On a calm day I did my first solo docking and undocking with S/V Counterpoint, my Bristol 45.5. I was only going as far as the pumpout dock and there were plenty of folks around who would have been willing to help with lines but conditions were great so I went for it.
These are all techniques I have practiced with crew aboard as well. This is just the first time I’ve done it solo.
As a liveaboard I definitely prefer docking bow in – stern in everyone walking down the dock can glance into my living space whenever they walk by.
My only critique of this is I went for the boat hook a touch too early; I should have gotten the boat slowed further first (or waited for the fenders to make contact – that may have stopped the boat).
I probably left the boat in idle reverse a touch too long: I built up too much speed and got the boat out of alignment with the slip a few moments before the bow was clear of the piling.

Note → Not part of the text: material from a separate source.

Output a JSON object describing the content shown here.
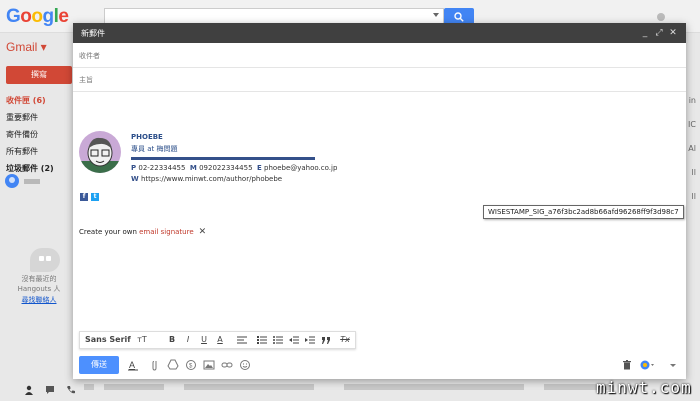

Tell me more about the setup of the green bungee
The green bungee is a 1/4 inch shock cord (affiliate link). I have tied it onto the dockline using either a clove hitch or a constrictor knot. The boat end is made off to a cleat using either those same knots or thoroughly wrapped onto a cleat.
It does help to make it onto a cleat on the opposite side of the boat so there is more snap when it takes in the line. The more tension the further from the water the dockline winds up but also the less likely there is to be slack in the line that can get snagged on departure.
I like to use a fully doubled back dockline whenever possible – that setup seems best to keep the lines slack free so they have no chance to snag on something.
What is the setup for looping the cleat?
I use the Docking Stick (affiliate link) to attach the loop of line to the boat hook. The loop in the line is made using a simple bowline.
From the loop that goes over the cleat I lead the line through a midship chock and through a midship cleat; after the turn at the cleat the line terminates at the primary winch.
On my boat I can drape the line outside the lifelines but inside the toe rail. That keeps it out of the water and I can leave myself plenty of slack to work with to get the line onto the cleat.